Con anterioridad, el Premier fue acusado, cuando era
Ministro de Finanzas en el 2005, de haber favorecido a un
amigo en el proceso de privatización del Banco Lumi, el
segundo más importante de Israel. Pero en noviembre pasado
la policía desestimó los cargos en su contra.
La justicia también lo inquiere por haber comprado una casa
en Jerusalén a un precio mucho menor al de su valor real, y
se sospecha que la obtuvo a cambio de conceder algún
beneficio para el vendedor.
Entre las evidencias en su contra se cita el caso de su
secretaria privada, Shula Zaken, cercana colaboradora
durante 30 años, que fue puesta bajo arresto domiciliario y
fue suspendida en su cargo en enero del 2007, acusada de
haber usado su cargo para obtener beneficios fiscales. Ya no
está bajo arresto, pero sigue siendo investigada.
Unido a estos dislates, un informe del Contralor del Estado
que fue entregado al Parlamento israelí en el 2007, señaló
que el Gobierno de Ehud Olmert cometió "errores
intolerables" y un "fracaso grave en la toma de decisiones"
durante la guerra contra el Líbano del 2006.

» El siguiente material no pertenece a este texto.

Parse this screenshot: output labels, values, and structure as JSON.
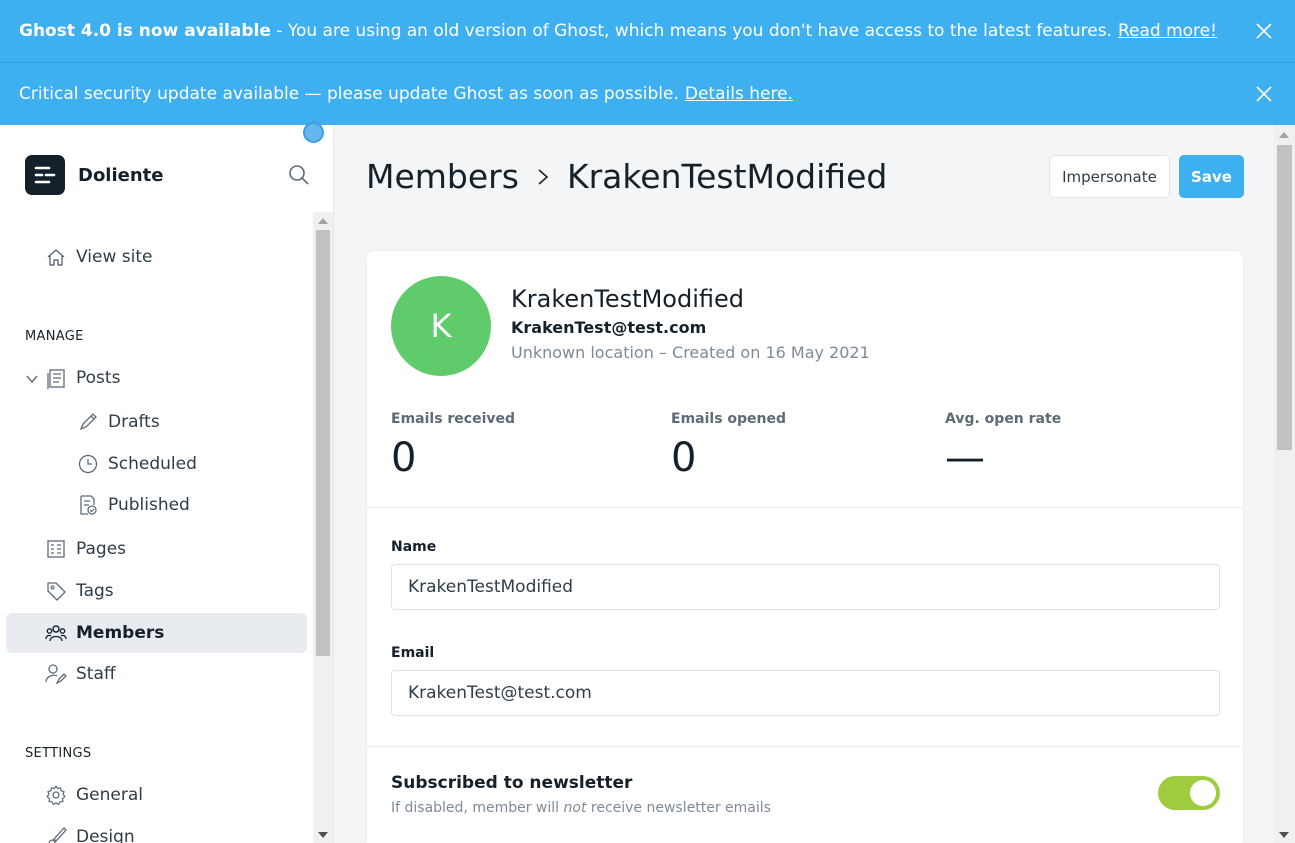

La situación política del Premier es mucho más complicada,
por cuanto el ministro de Defensa y ex primer ministro de
Israel y líder del Partido Laborista, Ehud Barak, exhortó a
Olmert a "desvincularse del cargo", bien sea dimitiendo o
anunciando que está temporalmente impedido de seguir en
funciones, ya que de lo contrario llevará al país a unas
elecciones adelantadas.
Barak declaró que el partido Kadima de Olmert debe "examinar
la situación" y elegir a alguien que lidere en su lugar.

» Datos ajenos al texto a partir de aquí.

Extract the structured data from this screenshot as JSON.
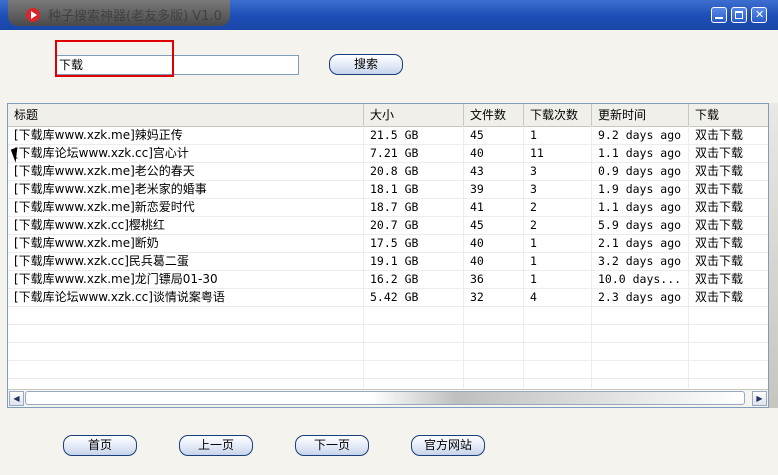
{
  "window": {
    "title": "种子搜索神器(老友多版) V1.0",
    "icon": "media-play-icon",
    "controls": [
      "minimize-icon",
      "maximize-icon",
      "close-icon"
    ]
  },
  "search": {
    "value": "下载",
    "button_label": "搜索"
  },
  "table": {
    "columns": [
      "标题",
      "大小",
      "文件数",
      "下载次数",
      "更新时间",
      "下载"
    ],
    "rows": [
      [
        "[下载库www.xzk.me]辣妈正传",
        "21.5 GB",
        "45",
        "1",
        "9.2 days ago",
        "双击下载"
      ],
      [
        "[下载库论坛www.xzk.cc]宫心计",
        "7.21 GB",
        "40",
        "11",
        "1.1 days ago",
        "双击下载"
      ],
      [
        "[下载库www.xzk.me]老公的春天",
        "20.8 GB",
        "43",
        "3",
        "0.9 days ago",
        "双击下载"
      ],
      [
        "[下载库www.xzk.me]老米家的婚事",
        "18.1 GB",
        "39",
        "3",
        "1.9 days ago",
        "双击下载"
      ],
      [
        "[下载库www.xzk.me]新恋爱时代",
        "18.7 GB",
        "41",
        "2",
        "1.1 days ago",
        "双击下载"
      ],
      [
        "[下载库www.xzk.cc]樱桃红",
        "20.7 GB",
        "45",
        "2",
        "5.9 days ago",
        "双击下载"
      ],
      [
        "[下载库www.xzk.me]断奶",
        "17.5 GB",
        "40",
        "1",
        "2.1 days ago",
        "双击下载"
      ],
      [
        "[下载库www.xzk.cc]民兵葛二蛋",
        "19.1 GB",
        "40",
        "1",
        "3.2 days ago",
        "双击下载"
      ],
      [
        "[下载库www.xzk.me]龙门镖局01-30",
        "16.2 GB",
        "36",
        "1",
        "10.0 days...",
        "双击下载"
      ],
      [
        "[下载库论坛www.xzk.cc]谈情说案粤语",
        "5.42 GB",
        "32",
        "4",
        "2.3 days ago",
        "双击下载"
      ]
    ]
  },
  "pagination": {
    "first": "首页",
    "prev": "上一页",
    "next": "下一页",
    "site": "官方网站"
  },
  "colors": {
    "titlebar": "#1d4db5",
    "highlight_box": "#e00000"
  }
}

Recientes encuestas sobre el particular indican que el 82%
de los israelíes considera que debe dejar el cargo.
La tormenta política en Israel, su permanencia en el cargo,
se intensificó cuando la popular canciller Tzipi Livni
afirmó que el partido gobernante Kadima debe prepararse para
elecciones y que era deseable concursar posibles
candidaturas.
El exhorto de Livni a Kadima a “prepararse para cualquier
eventualidad” puso más presión sobre Olmert.
“Soy una firme creyente en elecciones primarias, y creo que
debemos involucrar al público al elegir un liderazgo y
restablecer la credibilidad de Kadima, expresó en
declaraciones de prensa.
El mandatario afirma que no renunciará y se aferra al
resultado de la investigación, teniendo en cuenta que Barak
no cumplirá su amenaza de anticipar elecciones pues, según
sondeos, él perdería una elección general ante Benjamin
Netanyahu, líder del derechista Likud.
La desacreditada imagen de Olmert y la pérdida de su
liderazgo se asumen como consecuencias de sus fechorías
financieras y los errores cometidos al frente del Gobierno
israelí.
La aguda crisis política toma lugar en un momento
especialmente sensible para el Goberno de Tel Aviv, no solo
por el fracaso de los contactos con Hamas, el estancamiento
de las negociaciones con la Autoridad Palestina y la
incertidumbre de las conversaciones de paz indirectas con
Siria, llevadas a cabo con la mediación de Turquía.